According to the report the group killed the mountain lion on December 12, 2018. On December 27, 2018, Special agent Jacob Olson was contacted by Montana Fish Wildlife and Parks Game Warden Drew Scott about a mountain lion that had been harvested within the interior and exclusive jurisdictional boundaries of Yellowstone National Park.
Mountain Lions are commonly referred to as “cats” or “lions” among other aliases, Scott advised that multiple photos depicting harvesting a mountain lion as well as some photos gives a hint about the location, which is within the National park had been posted on Austin Peterson’s Facebook page.
Peterson is an avid lion hunter and in possession of multiple dogs and specific equipment regularly utilized to hunt lions such as GPS units and dog collars, firearms, snowmobiles, dog boxes for his vehicle, and a pickup truck. One of the photos depicted on the site showed a photo of a downed tree with the Yellowstone River in the background. Photo from Peterson’s Facebook page).
Peterson later deleted the image after hearing from people who suspected that he was in the park. He wrote in a statement a few days after the mountain lion was harvested, he looked at his onX hunting app, which showed land ownership jurisdictions and realized that there was a good chance that the mountain lion was poached in the park.
After Olson and Ranger Brian Helms visited the site where the animal was killed based on the photographs and determined that the real location of where the mountain lion was poached was inside the park’s boundaries.
When the teenagers were questioned separately, they had trouble keeping their stories straight, “I was extremely worried, but decided to just see what happened,” Peterson said. They said that they confused the boundaries because Peterson’s GPS started malfunctioning, and they decided to kill the lion.
But the group’s reality about hunting the lion came out, the group had hunting hounds that drove the mountain lion up a tree, then one of the killers reportedly climbed up the tree to knock it out and let the dogs continue their chase. But the second time the dogs chased up the lion, the hunters were overlooking the Yellowstone River.
Once there, the mountain lion took its first hit in the chest from a Glock .45 caliber pistol, the lion tried to escape, but they hit him again. The lion somehow managed to run 80 yards before he was shot again and killed underneath a rock. This clearly had nothing to do with the GPS, they had come to hunt the mountain lion.

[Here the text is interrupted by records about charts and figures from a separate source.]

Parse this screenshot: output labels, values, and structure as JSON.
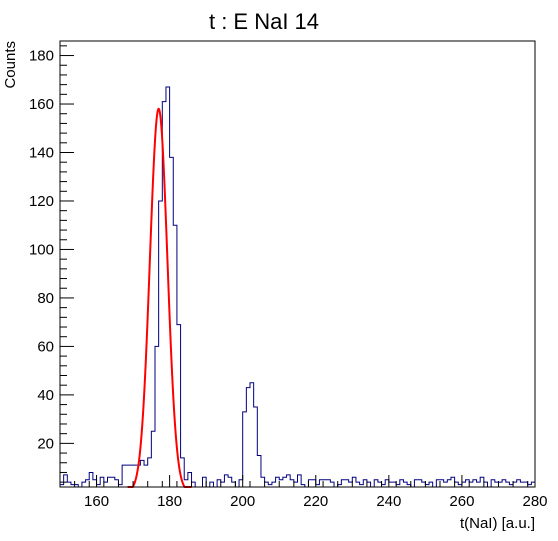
{
  "chart_data": {
    "type": "histogram",
    "title": "t : E NaI 14",
    "xlabel": "t(NaI) [a.u.]",
    "ylabel": "Counts",
    "xlim": [
      150,
      280
    ],
    "ylim": [
      2,
      186
    ],
    "bin_width": 1,
    "x_ticks": [
      160,
      180,
      200,
      220,
      240,
      260,
      280
    ],
    "y_ticks": [
      20,
      40,
      60,
      80,
      100,
      120,
      140,
      160,
      180
    ],
    "grid": false,
    "legend": "none",
    "series": [
      {
        "kind": "histogram",
        "color": "#000080",
        "bin_start": 150,
        "counts": [
          3,
          7,
          4,
          3,
          3,
          2,
          4,
          5,
          8,
          5,
          3,
          6,
          4,
          6,
          6,
          5,
          3,
          11,
          11,
          11,
          11,
          11,
          13,
          11,
          14,
          25,
          60,
          120,
          161,
          167,
          138,
          110,
          69,
          14,
          5,
          8,
          4,
          2,
          2,
          6,
          2,
          4,
          2,
          5,
          4,
          7,
          6,
          4,
          2,
          5,
          33,
          43,
          45,
          35,
          15,
          6,
          4,
          3,
          4,
          6,
          5,
          6,
          7,
          5,
          4,
          7,
          3,
          2,
          5,
          5,
          3,
          5,
          5,
          5,
          4,
          2,
          3,
          5,
          5,
          4,
          6,
          4,
          3,
          5,
          4,
          2,
          5,
          4,
          3,
          5,
          4,
          4,
          3,
          5,
          4,
          3,
          2,
          5,
          5,
          4,
          3,
          4,
          2,
          5,
          5,
          4,
          5,
          6,
          4,
          3,
          4,
          5,
          4,
          5,
          4,
          6,
          4,
          2,
          5,
          4,
          4,
          5,
          4,
          3,
          4,
          5,
          4,
          4,
          3,
          4
        ]
      },
      {
        "kind": "gaussian-fit",
        "color": "#ff0000",
        "amplitude": 158,
        "mean": 177,
        "sigma": 2.4,
        "range": [
          168.5,
          186
        ]
      }
    ]
  }
}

Officials concluded that the group had shot the mountain lion a total of eight times before the mountain lion died in a protected territory. Simmons told the officials that he shot the lion three times, while Peterson shot it two times and Simmons then again shot the lion two times before the lion died.
They claimed that they didn’t realize that they had made an illegal kill until they looked at their location on the map and thought of turning themselves to authorities, but didn’t.
On 3rd May 2019, a federal judge sentenced Peterson, Junhke, and Simmons to uniform sentences for violating the Lacey Act. All of them pleaded guilts and were ordered to pay $1,666 in restitution and stripped of their hunting and fishing privileges for three years.
Chief Ranger Pete Webster thanked law enforcement in Yellowstone’s announcement about the poached lion, “Their thorough work spotlighted this egregious act,” Webster said, “and the consequences incurred for hunting illegally in Yellowstone National Park.”
Special agent Olson tried to teach some sense to Simmons during his interview, he told him that this violation is a huge huge crime. “It has huge penalties, and it can have fallout that can last your whole life. I want you to understand how close you were to a complete life-altering mistake in that regard. And it doesn’t matter that you necessarily didn’t realize that you were in the park.”